By Lucia Mutikani
WASHINGTON (Reuters) -U.S. manufacturing contracted for an eighth straight month in October as new orders remained subdued, and suppliers were taking longer to deliver materials to factories against the backdrop of tariffs on imported goods.
Accounts from manufacturers in the Institute for Supply Management survey on Monday painted a dire picture of the factory sector, which ironically President Donald Trump's sweeping duties are intended to stimulate. Economists have long argued it was impossible to restore manufacturing to its former glory because of structural issues, including worker shortages.
Some makers of computer and electronic products agreed, and noted last month that "the cost to import in many cases is still more attractive than sourcing within the U.S." The ISM added to the gloom from other advanced nations' factory surveys.
"Tariffs have been roiling the sector for much of this year," said Stephen Stanley, chief U.S. economist at Santander U.S. Capital Markets. "The comments from individual respondents suggest that firms are exhausted by all of the back and forth on tariffs since the beginning of April and are suffering mightily as their customers have pulled back significantly."
The ISM said its manufacturing PMI fell to 48.7 last month from 49.1 in September. A reading below 50 indicates contraction in manufacturing, which accounts for 10.1% of the economy.
The PMI remained above 42.3, a level that the ISM said over time was consistent with an expansion of the overall economy.
Economists polled by Reuters had forecast the PMI rising to 49.5. Six industries including primary metals, transportation equipment and fabricated metal products reported growth. Among the 12 industries that contracted were textile mills, wood and chemical products as well as electrical equipment, appliances and components, machinery, and computer and electronic products.
Some makers of chemical products said business remained "difficult as customers are cancelling and reducing orders due to uncertainty in the global economic environment and regarding the ever-changing tariff landscape." Others said "wonder has turned to concern regarding how the tariff threats are affecting our business," adding that "orders are down across most divisions."

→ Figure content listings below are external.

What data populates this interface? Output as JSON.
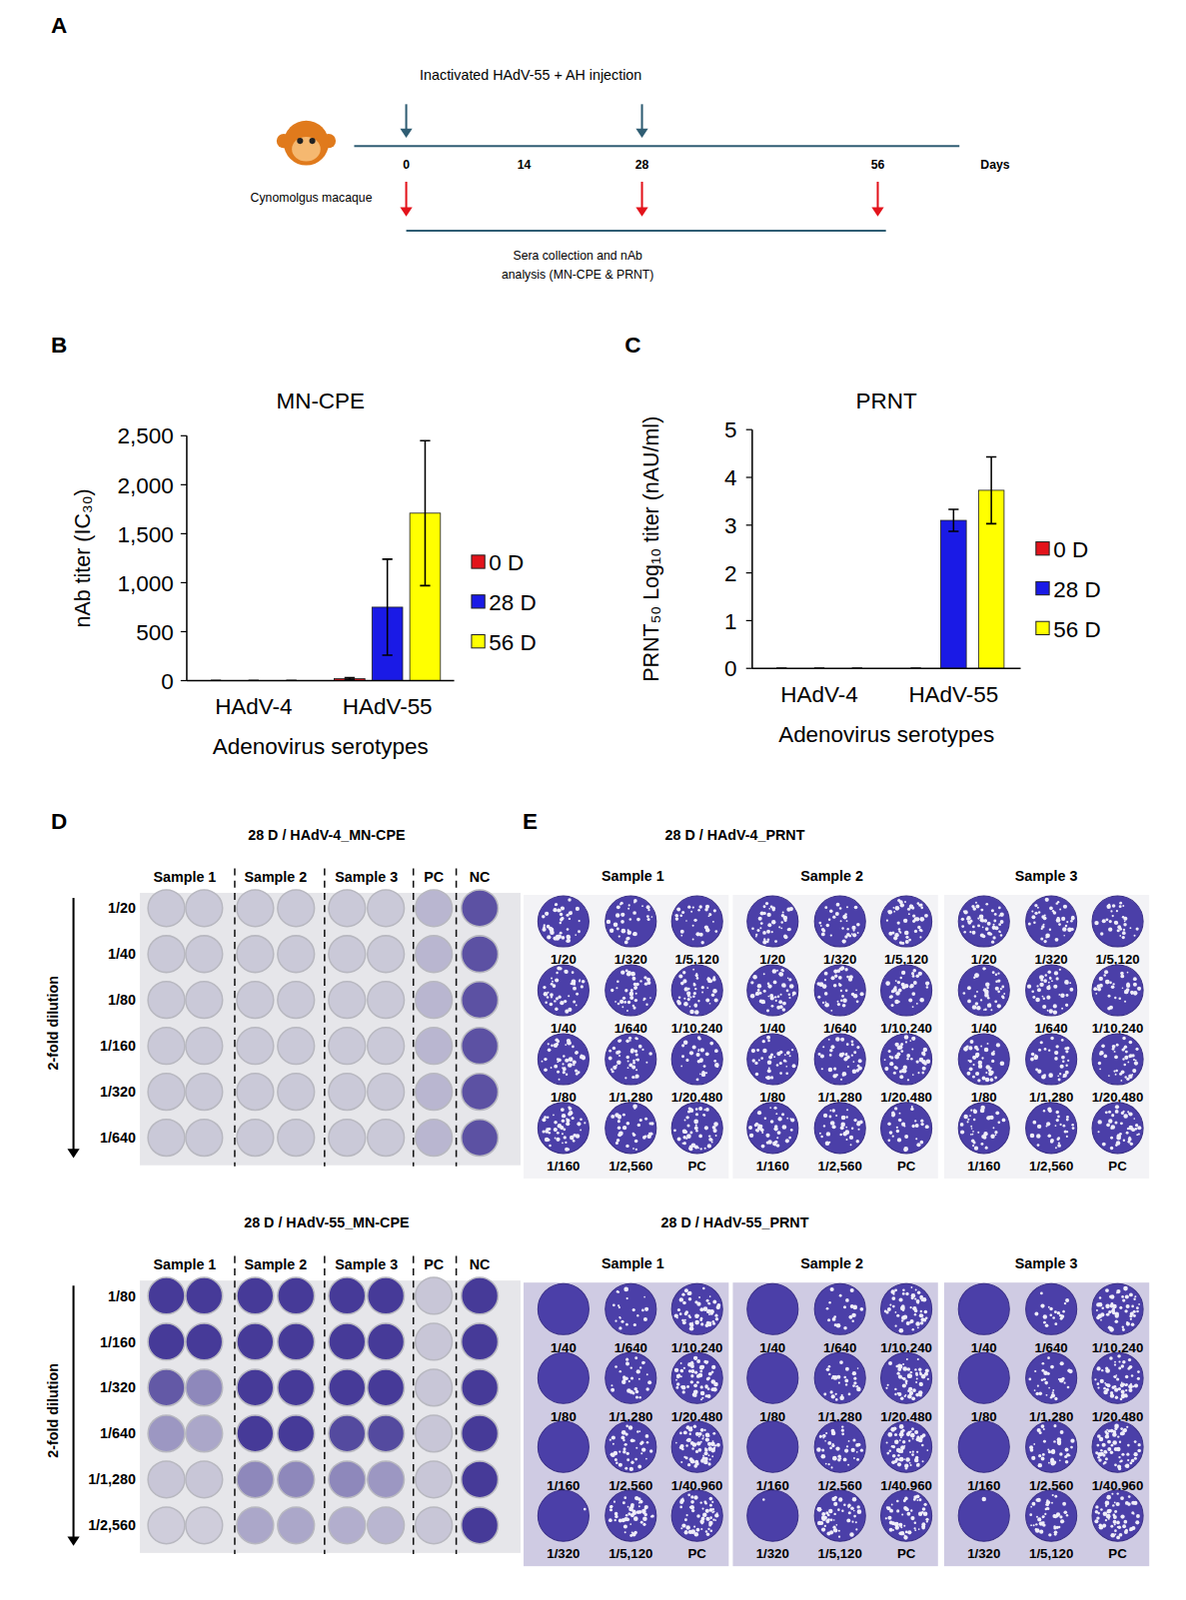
{
  "panel_a": {
    "panel": "A",
    "injection_label": "Inactivated HAdV-55 + AH injection",
    "animal_label": "Cynomolgus macaque",
    "days_label": "Days",
    "day_range": [
      0,
      56
    ],
    "day_ticks": [
      0,
      14,
      28,
      56
    ],
    "injection_days": [
      0,
      28
    ],
    "sera_days": [
      0,
      28,
      56
    ],
    "sera_label": [
      "Sera collection and nAb",
      "analysis (MN-CPE & PRNT)"
    ]
  },
  "chart_data": [
    {
      "panel": "B",
      "type": "bar",
      "title": "MN-CPE",
      "x_label": "Adenovirus serotypes",
      "y_label": "nAb titer (IC₃₀)",
      "categories": [
        "HAdV-4",
        "HAdV-55"
      ],
      "series": [
        {
          "name": "0 D",
          "color": "#e3131b",
          "values": [
            0,
            20
          ],
          "errors": [
            0,
            10
          ]
        },
        {
          "name": "28 D",
          "color": "#1a1ae6",
          "values": [
            0,
            750
          ],
          "errors": [
            0,
            490
          ]
        },
        {
          "name": "56 D",
          "color": "#ffff00",
          "values": [
            0,
            1710
          ],
          "errors": [
            0,
            740
          ]
        }
      ],
      "ylim": [
        0,
        2500
      ],
      "yticks": [
        0,
        500,
        {
          "value": 1000,
          "label": "1,000"
        },
        {
          "value": 1500,
          "label": "1,500"
        },
        {
          "value": 2000,
          "label": "2,000"
        },
        {
          "value": 2500,
          "label": "2,500"
        }
      ],
      "legend": "right"
    },
    {
      "panel": "C",
      "type": "bar",
      "title": "PRNT",
      "x_label": "Adenovirus serotypes",
      "y_label": "PRNT₅₀ Log₁₀ titer (nAU/ml)",
      "categories": [
        "HAdV-4",
        "HAdV-55"
      ],
      "series": [
        {
          "name": "0 D",
          "color": "#e3131b",
          "values": [
            0,
            0
          ],
          "errors": [
            0,
            0
          ]
        },
        {
          "name": "28 D",
          "color": "#1a1ae6",
          "values": [
            0,
            3.1
          ],
          "errors": [
            0,
            0.23
          ]
        },
        {
          "name": "56 D",
          "color": "#ffff00",
          "values": [
            0,
            3.73
          ],
          "errors": [
            0,
            0.7
          ]
        }
      ],
      "ylim": [
        0,
        5
      ],
      "yticks": [
        0,
        1,
        2,
        3,
        4,
        5
      ],
      "legend": "right"
    }
  ],
  "panel_d": {
    "panel": "D",
    "dilution_label": "2-fold dilution",
    "plates": [
      {
        "title": "28 D / HAdV-4_MN-CPE",
        "columns": [
          "Sample 1",
          "Sample 2",
          "Sample 3",
          "PC",
          "NC"
        ],
        "dilutions": [
          "1/20",
          "1/40",
          "1/80",
          "1/160",
          "1/320",
          "1/640"
        ]
      },
      {
        "title": "28 D / HAdV-55_MN-CPE",
        "columns": [
          "Sample 1",
          "Sample 2",
          "Sample 3",
          "PC",
          "NC"
        ],
        "dilutions": [
          "1/80",
          "1/160",
          "1/320",
          "1/640",
          "1/1,280",
          "1/2,560"
        ]
      }
    ]
  },
  "panel_e": {
    "panel": "E",
    "plates": [
      {
        "title": "28 D / HAdV-4_PRNT",
        "samples": [
          "Sample 1",
          "Sample 2",
          "Sample 3"
        ],
        "well_labels": [
          [
            "1/20",
            "1/40",
            "1/80",
            "1/160"
          ],
          [
            "1/320",
            "1/640",
            "1/1,280",
            "1/2,560"
          ],
          [
            "1/5,120",
            "1/10,240",
            "1/20,480",
            "PC"
          ]
        ]
      },
      {
        "title": "28 D / HAdV-55_PRNT",
        "samples": [
          "Sample 1",
          "Sample 2",
          "Sample 3"
        ],
        "well_labels": [
          [
            "1/40",
            "1/80",
            "1/160",
            "1/320"
          ],
          [
            "1/640",
            "1/1,280",
            "1/2,560",
            "1/5,120"
          ],
          [
            "1/10,240",
            "1/20,480",
            "1/40,960",
            "PC"
          ]
        ]
      }
    ]
  }
}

Machinery manufacturers complained about tariffs, noting "the products we import are not readily manufactured in the U.S., so attempts to reshore have been unsuccessful."
Others said the Trump administration's trade war had hurt agricultural exports, and impacted farmers' finances and their ability to buy new equipment.
China stopped buying American soybeans amid Washington's trade war with Beijing. Last week, Treasury Secretary Scott Bessent said China had committed to purchase 12 million metric tons during the current season through January, down from 22.5 million tons in the prior season.
TARIFFS ARE CONSTRAINING PRODUCTION AT FACTORIES
The U.S. Supreme Court on Wednesday will hear arguments on the legality of Trump's import duties. Trump has defended the tariffs as necessary to protect domestic manufacturing.
The ISM survey's forward-looking new orders sub-index rose to a still-depressed 49.4 last month from 48.9 in September. This measure has contracted in eight of the last nine months.
"For every positive comment about new orders, there were 1.7 comments expressing concern about near-term demand, driven primarily by tariff costs and uncertainty," said Susan Spence, chair of the ISM manufacturing business survey committee.
A month-long shutdown of the U.S. government is making it difficult to get a good read of the economy. The shutdown, on track to be the longest on record, has caused a government economic data blackout.
Prior to the shutdown, the economy appeared to be on solid footing for much of the third quarter, spurred by consumer spending and to some extent business investment in artificial intelligence. But the shutdown could undercut consumer spending as food aid for nearly 42 million people lapsed on Saturday.
Consumer spending is mostly being driven by high-income households, who are the biggest beneficiaries of a stock market rally, economists said.
Backlog orders remained subdued last month as did export orders. Production was weak after briefly rebounding in September. Tariffs are gumming up supply chains, resulting in longer delivery times to factories. The ISM survey's supplier deliveries index increased to 54.2 from 52.6 in September. A reading above 50 indicates slower deliveries.
Manufacturers of transportation equipment said "U.S. trade policy and reciprocal actions by China in the form of export controls on rare earths and semiconductors, as well as ocean freight carrier restrictions, have once again caused a lot of stress in supply lines."
Factories continued to pay more for inputs, though the pace of price increases moderated. The survey's prices paid measure eased to a still-high 58.0 from 61.9 in the prior month. That would support some economists' views that the hit to inflation from tariffs could be a one-time boost to the price level.
Factory employment remained weak, with the ISM noting that manufacturers continued to lay off workers and leave open positions unfilled to manage headcount.
"There have been a lot of deals made with countries committing hundreds of billions of investment in the U.S., but these plants can take several years to get set up," said Christopher Rupkey, chief economist at FWDBONDS. "Workers will have to wait a while longer to join the assembly line, because there are no good jobs out there yet."